Am 26.09.1998 errichtete der Erblasser ein eigenhändig geschriebenes und unterschriebenes Testament, im welchem er den Beteiligten zu 1) zu seinem Alleinerben einsetzte. Dieses Testament ist im Original nicht mehr vorhanden. Es existiert lediglich eine Fotokopie. Hierin heißt es u.a. wie folgt:
"Mein Universalerbe soll mein Freund Karl-Heinz F, geboren wohnhaft sein. Er soll allein über all meine Bank und Sparkassen-Vermögen verfügen. Ebenso meine Wohnungseinrichtung, Auto usw. ..."
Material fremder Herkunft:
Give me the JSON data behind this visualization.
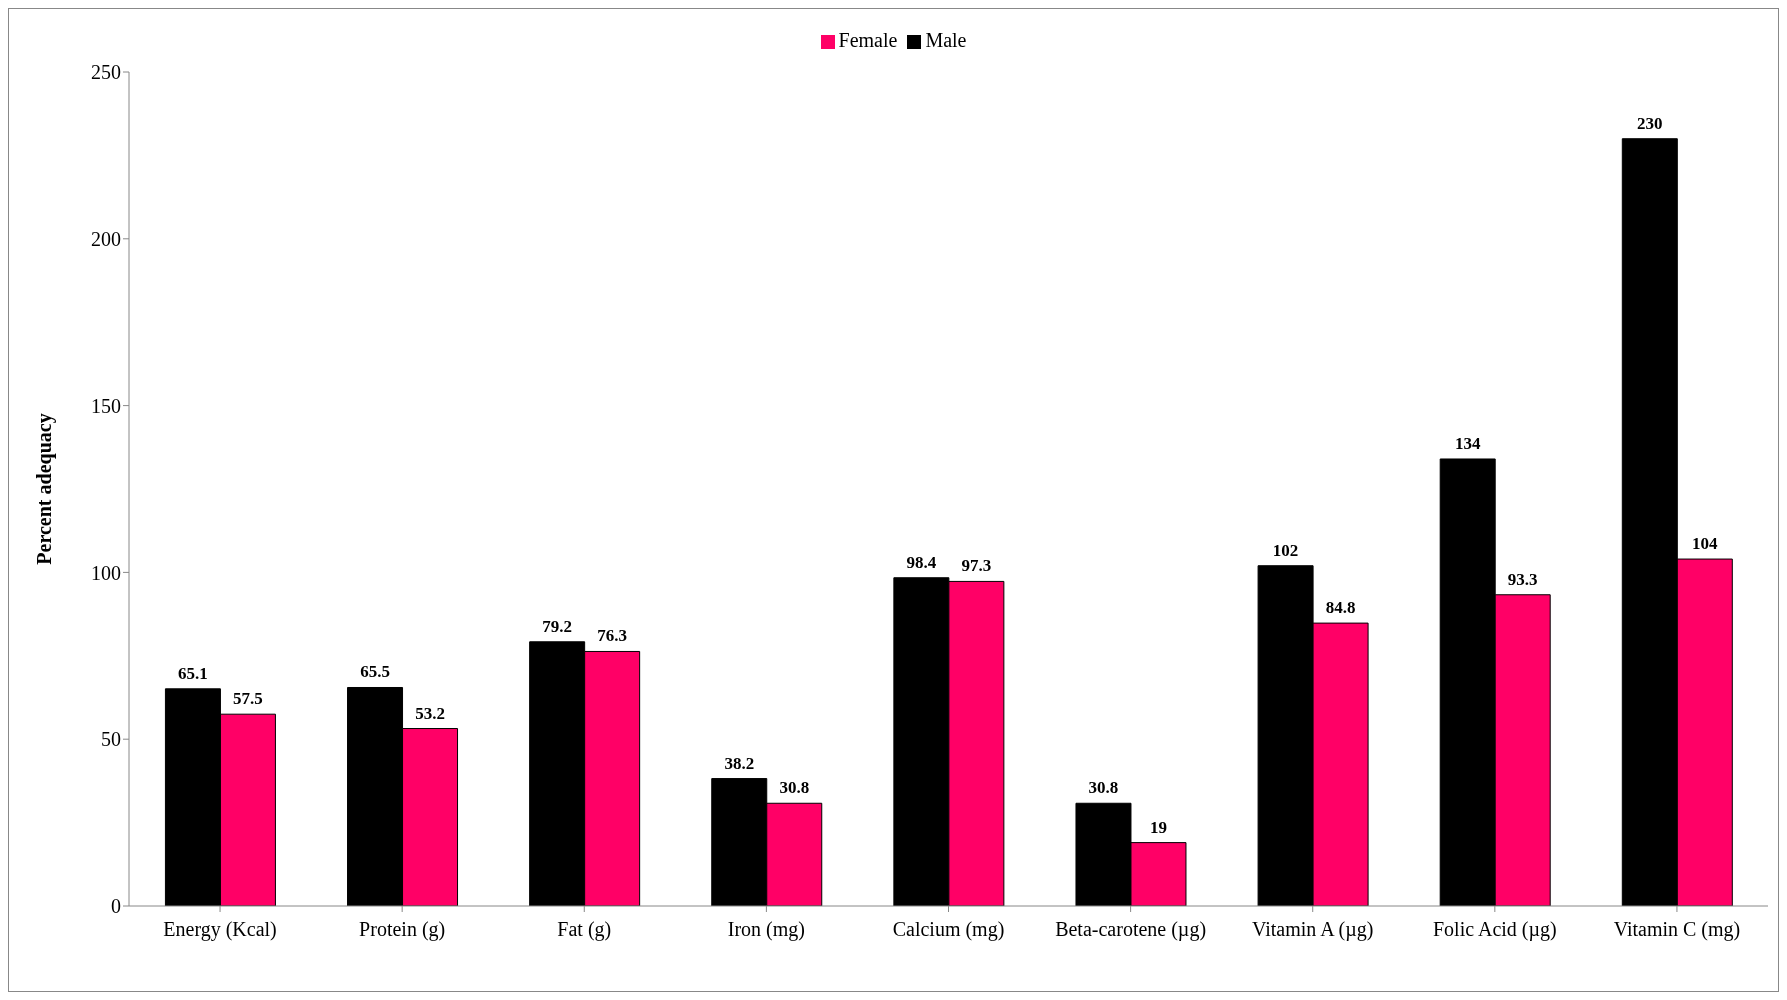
{
  "chart_data": {
    "type": "bar",
    "ylabel": "Percent adequacy",
    "categories": [
      "Energy (Kcal)",
      "Protein (g)",
      "Fat (g)",
      "Iron (mg)",
      "Calcium (mg)",
      "Beta-carotene (µg)",
      "Vitamin A (µg)",
      "Folic Acid (µg)",
      "Vitamin C (mg)"
    ],
    "series": [
      {
        "name": "Male",
        "color": "#000000",
        "values": [
          65.1,
          65.5,
          79.2,
          38.2,
          98.4,
          30.8,
          102,
          134,
          230
        ]
      },
      {
        "name": "Female",
        "color": "#ff0066",
        "values": [
          57.5,
          53.2,
          76.3,
          30.8,
          97.3,
          19,
          84.8,
          93.3,
          104
        ]
      }
    ],
    "ylim": [
      0,
      250
    ],
    "yticks": [
      0,
      50,
      100,
      150,
      200,
      250
    ],
    "grid": false,
    "legend": "top",
    "data_labels": true
  }
}
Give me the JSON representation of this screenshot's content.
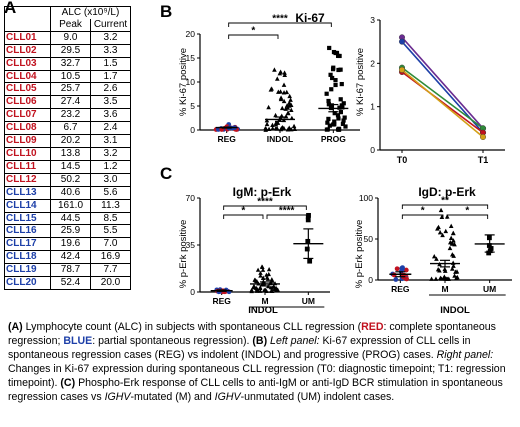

Am 04.07.1999 errichtete der Erblasser in seiner Wohnung ein weiteres privatschriftliches Testament, das er eigenhändig unterschrieb. Wie der von der Unterschrift im Schriftbild deutlich abweichende Text dieses Testamentes niedergeschrieben wurde, ist zwischen den Beteiligten streitig. Dieser Text lautet auszugsweise wie folgt:
"Mein Universalerbe soll mein Freund Günter geboren am in Ostpr., wohnhaft. Er soll allein über all meine Bank- und Sparkassenvermögen verfügen. Ebenso meine Wohnungseinrichtung etc. Auto. ...."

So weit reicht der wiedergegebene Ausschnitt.